Under the MIPS APM scoring standard for Shared Savings Program ACOs and Next Generation ACOs, the quality performance category will account for 50 percent of the overall score. The quality data submitted by the APM to CMS for evaluation under the APM contract will be used for purposes of meeting the MIPS reporting and evaluation requirements. Cost will not be scored in the APM scoring standard so as not to create conflicting directives since the APMs must be evaluated for their resource use as a condition of being an APM. The weight of this category will be redistributed across the other categories. The APM Entity’s score for the advancing care information performance category will account for 30 percent of the overall score. This will be calculated as a weighted average of the scores achieved by the individual TINs within the APM, weighted by the number of eligible clinicians within each TIN. For the improvement activities category, which will be weighted at 20 percent, APM Entities will be evaluated based on the improvement activities required by the APM, which CMS will compare to the requirements of the MIPS program. If CMS determines that the improvement activities requirements of the APM are insufficient, APM Entities will be allowed to report on more activities and earn additional points. CMS will publish in advance of the performance period how the requirements of the APM measure up to the MIPS requirements so that Entities will know whether they need to do more to score additional points. For other MIPS APMs, which may include the CPC+ program, the improvement activities category will account for 25 percent of the score and the advancing care information category will account for 75 percent; the cost and quality categories will have no weight, though these will be accounted for in the requirements of the APM contract itself.

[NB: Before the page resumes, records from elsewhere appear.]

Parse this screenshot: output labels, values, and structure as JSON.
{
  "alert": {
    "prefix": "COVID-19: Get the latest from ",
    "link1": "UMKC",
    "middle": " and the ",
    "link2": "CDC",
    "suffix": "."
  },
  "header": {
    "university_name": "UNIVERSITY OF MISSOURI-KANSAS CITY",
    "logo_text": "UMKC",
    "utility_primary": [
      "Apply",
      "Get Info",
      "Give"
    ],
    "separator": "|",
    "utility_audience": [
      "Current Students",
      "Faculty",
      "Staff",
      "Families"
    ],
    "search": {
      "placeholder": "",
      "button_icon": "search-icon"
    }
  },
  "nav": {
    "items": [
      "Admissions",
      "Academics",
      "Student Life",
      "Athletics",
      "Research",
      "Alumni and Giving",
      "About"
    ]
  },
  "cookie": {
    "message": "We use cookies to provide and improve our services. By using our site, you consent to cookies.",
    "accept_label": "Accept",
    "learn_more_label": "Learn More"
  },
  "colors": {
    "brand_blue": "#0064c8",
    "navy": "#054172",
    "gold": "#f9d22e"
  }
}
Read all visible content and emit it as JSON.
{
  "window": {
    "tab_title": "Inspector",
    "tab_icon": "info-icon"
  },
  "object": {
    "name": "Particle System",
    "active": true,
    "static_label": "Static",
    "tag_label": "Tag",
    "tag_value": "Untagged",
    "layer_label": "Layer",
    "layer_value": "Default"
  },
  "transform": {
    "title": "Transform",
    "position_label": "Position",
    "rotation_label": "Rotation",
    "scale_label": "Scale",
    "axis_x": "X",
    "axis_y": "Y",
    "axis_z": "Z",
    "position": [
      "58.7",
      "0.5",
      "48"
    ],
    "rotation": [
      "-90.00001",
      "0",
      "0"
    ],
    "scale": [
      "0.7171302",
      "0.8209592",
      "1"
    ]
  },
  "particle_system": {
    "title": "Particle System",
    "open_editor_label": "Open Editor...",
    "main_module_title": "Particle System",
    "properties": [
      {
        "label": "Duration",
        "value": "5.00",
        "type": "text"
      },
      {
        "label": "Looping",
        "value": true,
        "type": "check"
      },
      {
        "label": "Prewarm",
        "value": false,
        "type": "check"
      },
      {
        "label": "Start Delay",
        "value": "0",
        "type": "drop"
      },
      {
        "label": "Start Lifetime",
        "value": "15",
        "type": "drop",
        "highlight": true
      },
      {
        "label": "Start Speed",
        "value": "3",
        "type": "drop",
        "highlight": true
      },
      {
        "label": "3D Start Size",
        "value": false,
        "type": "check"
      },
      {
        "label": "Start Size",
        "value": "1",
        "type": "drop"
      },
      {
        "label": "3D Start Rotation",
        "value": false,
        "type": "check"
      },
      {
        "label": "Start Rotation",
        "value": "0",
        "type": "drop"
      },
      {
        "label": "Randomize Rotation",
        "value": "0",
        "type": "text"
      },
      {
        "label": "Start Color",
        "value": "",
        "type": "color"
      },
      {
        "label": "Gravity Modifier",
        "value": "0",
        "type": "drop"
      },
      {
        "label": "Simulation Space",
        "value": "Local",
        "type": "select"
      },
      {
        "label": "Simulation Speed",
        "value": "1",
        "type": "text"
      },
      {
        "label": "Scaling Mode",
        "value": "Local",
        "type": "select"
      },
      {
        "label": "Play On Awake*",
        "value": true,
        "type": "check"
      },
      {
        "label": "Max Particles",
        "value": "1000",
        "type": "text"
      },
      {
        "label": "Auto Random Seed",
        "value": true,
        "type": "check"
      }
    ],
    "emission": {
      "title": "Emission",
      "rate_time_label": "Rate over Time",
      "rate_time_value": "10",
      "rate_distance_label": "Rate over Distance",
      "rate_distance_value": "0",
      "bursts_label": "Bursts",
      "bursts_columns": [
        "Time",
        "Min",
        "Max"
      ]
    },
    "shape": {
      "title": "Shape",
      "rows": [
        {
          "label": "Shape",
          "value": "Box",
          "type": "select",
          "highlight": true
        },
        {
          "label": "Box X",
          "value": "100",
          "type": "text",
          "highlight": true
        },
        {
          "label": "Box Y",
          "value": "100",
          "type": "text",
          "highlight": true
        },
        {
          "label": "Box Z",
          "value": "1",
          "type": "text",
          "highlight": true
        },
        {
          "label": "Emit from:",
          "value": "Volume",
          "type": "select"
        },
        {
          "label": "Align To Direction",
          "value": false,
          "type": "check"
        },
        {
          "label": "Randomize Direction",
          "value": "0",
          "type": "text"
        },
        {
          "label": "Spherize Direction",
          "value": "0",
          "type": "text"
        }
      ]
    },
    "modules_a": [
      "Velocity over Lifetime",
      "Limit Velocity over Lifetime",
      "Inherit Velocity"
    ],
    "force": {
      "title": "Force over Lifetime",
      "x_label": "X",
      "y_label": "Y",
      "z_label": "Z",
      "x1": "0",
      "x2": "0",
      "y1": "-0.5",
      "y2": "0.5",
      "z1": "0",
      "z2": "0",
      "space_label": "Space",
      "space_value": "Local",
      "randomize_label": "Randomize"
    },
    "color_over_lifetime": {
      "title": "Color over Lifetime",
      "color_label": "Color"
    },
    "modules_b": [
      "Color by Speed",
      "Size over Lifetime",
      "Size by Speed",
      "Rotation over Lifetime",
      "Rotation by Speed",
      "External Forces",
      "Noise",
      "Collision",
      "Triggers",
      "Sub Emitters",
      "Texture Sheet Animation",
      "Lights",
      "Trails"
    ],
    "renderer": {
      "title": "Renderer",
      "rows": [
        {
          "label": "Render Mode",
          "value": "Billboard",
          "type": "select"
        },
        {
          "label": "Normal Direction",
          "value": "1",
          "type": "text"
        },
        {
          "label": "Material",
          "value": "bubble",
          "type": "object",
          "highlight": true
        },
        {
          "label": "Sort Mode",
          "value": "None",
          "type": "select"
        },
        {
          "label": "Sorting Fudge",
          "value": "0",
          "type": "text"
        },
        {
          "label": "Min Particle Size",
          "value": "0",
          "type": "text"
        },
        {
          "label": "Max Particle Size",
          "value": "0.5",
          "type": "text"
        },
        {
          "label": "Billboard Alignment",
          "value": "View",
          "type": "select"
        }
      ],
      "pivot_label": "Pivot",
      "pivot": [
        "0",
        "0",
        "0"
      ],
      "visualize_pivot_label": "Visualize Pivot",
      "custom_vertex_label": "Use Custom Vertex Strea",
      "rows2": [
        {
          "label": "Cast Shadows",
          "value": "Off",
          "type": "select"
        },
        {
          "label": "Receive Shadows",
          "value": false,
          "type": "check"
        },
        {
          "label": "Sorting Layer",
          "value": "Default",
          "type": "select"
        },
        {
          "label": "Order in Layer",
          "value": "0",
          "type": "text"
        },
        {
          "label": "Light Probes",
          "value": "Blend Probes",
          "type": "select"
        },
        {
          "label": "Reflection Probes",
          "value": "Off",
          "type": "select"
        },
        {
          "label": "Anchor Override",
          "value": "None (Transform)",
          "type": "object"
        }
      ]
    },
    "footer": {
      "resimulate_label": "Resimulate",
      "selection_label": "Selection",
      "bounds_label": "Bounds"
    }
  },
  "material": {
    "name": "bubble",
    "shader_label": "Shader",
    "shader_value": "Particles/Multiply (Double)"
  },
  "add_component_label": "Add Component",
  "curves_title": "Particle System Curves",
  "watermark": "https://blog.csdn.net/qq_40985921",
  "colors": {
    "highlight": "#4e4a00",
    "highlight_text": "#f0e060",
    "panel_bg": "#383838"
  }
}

More than 700,000 Medicare Part B service providers are being evaluated under the new MIPS payment program for the first time this year; payment adjustments based on this year’s performance will be applied in 2019. Performance will be evaluated based on the quality of care provided, the cost effectiveness of the services provided, the providers’ effort to improve patient outcomes, and the use of advanced health information technology. Payments may be adjusted, positively or negatively, by as much as 4 percent in the first payment year; though it is likely most providers will receive no payment adjustment in the first year, as CMS has intentionally allowed for significant leniency in the transitional period as physicians adjust to these considerable new requirements. In future years, MIPS providers may see payments adjusted by as much as 9 percent by 2022.
 Incentive payments for the Medicaid EHR Incentive Program will continue through payment year 2021, so long as the provider continues to meet the requirements and submit the data as required under that program. This will require separate reporting from the MIPS program.